After Mark Cuban's investment through Shark Tank, Power Practical's products started showing up on store shelves. "It's super exciting when you can do a deal and suddenly you're in 250 locations," said Light.
But there was a problem. As an unknown brand, they were having trouble finding traction in retail locations. "We were taken aback," said Toledo, who wondered "What's broken?" and "Why isn't this working?"
"They would come to me saying, 'we need more money, we need more money. And I was like, it's not the money we need," said Cuban, who knew the company was in trouble, "We need a better approach."
That approach—selling their products on Amazon.com.

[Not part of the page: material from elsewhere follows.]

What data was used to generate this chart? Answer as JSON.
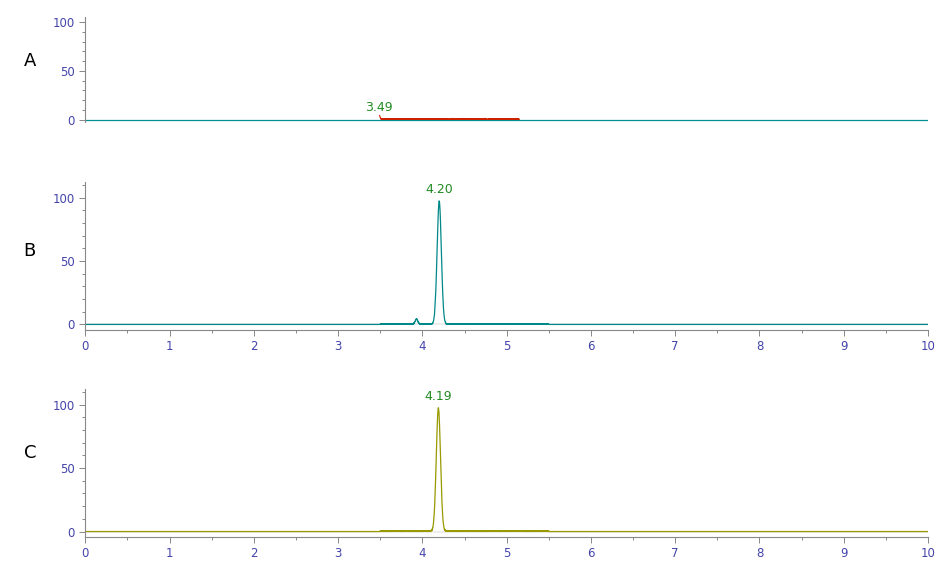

"You have the audience, you have the marketing might, you have the logistics," Cuban said. "If you're an entrepreneur and you've got a great product then there's no better way to test just how great it is and to reach an audience than on Amazon."
Power Practical's products are available through Amazon Exclusives, which works with select brands to help bring their items to Amazon. Items are stored in the Fulfillment by Amazon network, which means they are eligible for free two-day shipping to Prime members in the U.S.
In 2016 Toledo and Light shifted their strategy, selling Power Practical's products on Amazon and their own company website.
"Six months in we were already doing more money than we had the last two years," said Light.
Today, Power Practical is developing more innovative products and the company reports their sales overall have been strong.
"We're building a business that we couldn't do before Amazon," Toledo added. "We're able to follow what we want to do and have the confidence that we can be successful."